Che qualcosa potesse non andare così bene come sperato lo si era in parte capito in settimana, quando il Cancelliere dello Schacchiere (ossia il ministro dell’Economia), Alistair Darling aveva anticipato di volersi concentrare sul rafforzamento dei primi segnali di ripresa dell’economia, ribadendo che il Regno Unito non dovrebbe rassegnarsi ad un periodo di “austerità” a causa del crescente debito pubblico, quanto piuttosto stimolare la crescita in modo da rendere più facile ripagare il debito medesimo. La crescita, aveva spiegato Darling, “non solo è il modo migliore per creare lavoro e aumentare il livello di benessere, è anche il modo migliore per guadagnare soldi e ripagare il debito”. Ritirare le misure di supporto all’economia varate dal premier Gordon Brown “metterebbe a rischio la ripresa e lascerebbe le persone ad affrontare la disoccupazione” aveva sottolineato il ministro.
Parole apparse ad alcuni inopportune in un tempo in cui visti i primi segnali di recupero si sta iniziando a parlare di “exit strategy”, ma dopo il dato odierno sono pochi gli analisti a credere che la Bank of England, finora intenzionata a non espandere ulteriormente il programma di riacquisto dei bond una volta esaurito il budget attuale (175 miliardi di sterline), rimarrà impassibile.
Anche perché il Regno Unito rischia di essere l’ultimo dei Sette “grandi” ad uscire dalla crisi, superata persino da Canada e Italia che dovrebbero aver visto il Pil recuperare terreno nel III trimestre dopo che già Francia, Germania e Giappone sono virtualmente uscite dalla recessione alla fine del secondo trimestre dell’anno.

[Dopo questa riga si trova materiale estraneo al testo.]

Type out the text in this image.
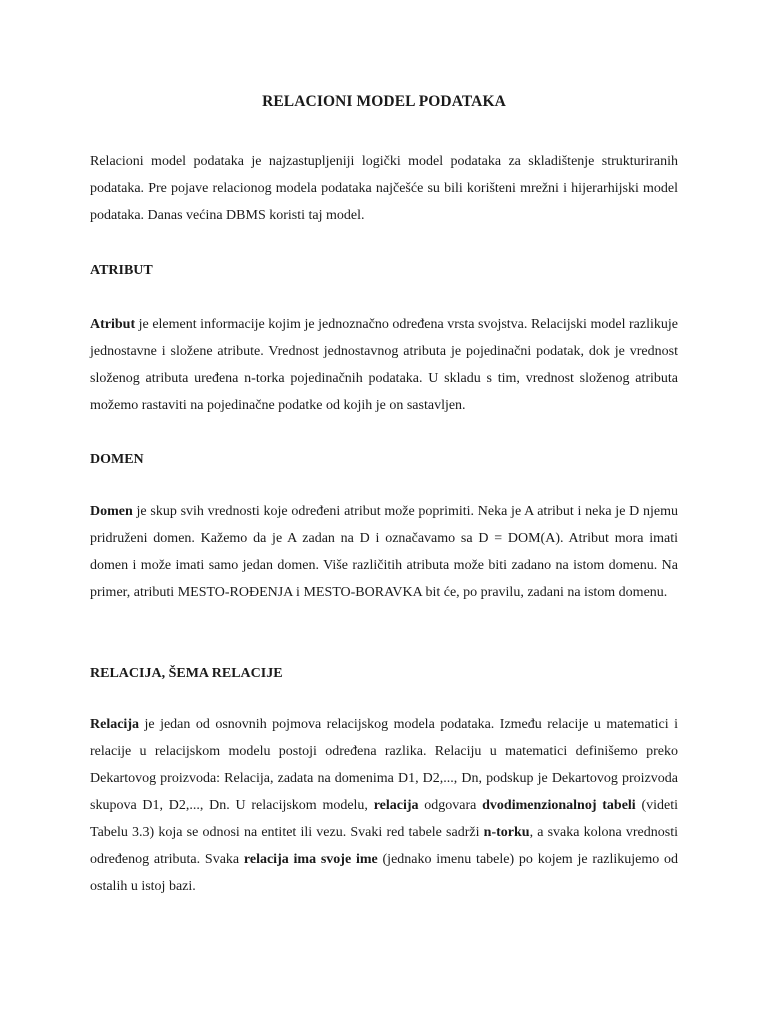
RELACIONI MODEL PODATAKA

Relacioni model podataka je najzastupljeniji logički model podataka za skladištenje strukturiranih podataka. Pre pojave relacionog modela podataka najčešće su bili korišteni mrežni i hijerarhijski model podataka. Danas većina DBMS koristi taj model.

ATRIBUT

Atribut je element informacije kojim je jednoznačno određena vrsta svojstva. Relacijski model razlikuje jednostavne i složene atribute. Vrednost jednostavnog atributa je pojedinačni podatak, dok je vrednost složenog atributa uređena n-torka pojedinačnih podataka. U skladu s tim, vrednost složenog atributa možemo rastaviti na pojedinačne podatke od kojih je on sastavljen.

DOMEN

Domen je skup svih vrednosti koje određeni atribut može poprimiti. Neka je A atribut i neka je D njemu pridruženi domen. Kažemo da je A zadan na D i označavamo sa D = DOM(A). Atribut mora imati domen i može imati samo jedan domen. Više različitih atributa može biti zadano na istom domenu. Na primer, atributi MESTO-ROĐENJA i MESTO-BORAVKA bit će, po pravilu, zadani na istom domenu.

RELACIJA, ŠEMA RELACIJE

Relacija je jedan od osnovnih pojmova relacijskog modela podataka. Između relacije u matematici i relacije u relacijskom modelu postoji određena razlika. Relaciju u matematici definišemo preko Dekartovog proizvoda: Relacija, zadata na domenima D1, D2,..., Dn, podskup je Dekartovog proizvoda skupova D1, D2,..., Dn. U relacijskom modelu, relacija odgovara dvodimenzionalnoj tabeli (videti Tabelu 3.3) koja se odnosi na entitet ili vezu. Svaki red tabele sadrži n-torku, a svaka kolona vrednosti određenog atributa. Svaka relacija ima svoje ime (jednako imenu tabele) po kojem je razlikujemo od ostalih u istoj bazi.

A pagare il conto più alto per la peggiore crisi economica dalla Grande Depressione ad oggi rischia così di essere il primo ministro Gordon Brown, se non riuscirà nel miracolo di far riavviare i motori dell’economia inglese in tempo per le elezioni politiche del prossimo giugno. Ad oggi nei sondaggi Brown si trova in svantaggio del 17% circa rispetto al suo avversario, il conservatore David Cameron e certo non può essere soddisfatto dell’attuale scenario macroeconomico.
Secondo le ultime stime, infatti, il Pil calerà del 4,4% nel 2009 (ma il dato attuale fa salire al 5,9% il calo dall’inizio della recessione, in linea col -6% segnato a cavallo degli anni Settanta e Ottanta) per poi tornare a crescere dell’1,3% nel 2010. Crescita sui cui tempi e sui cui modi Brown si gioca quella che in molti definiscono una vera “mission impossible”.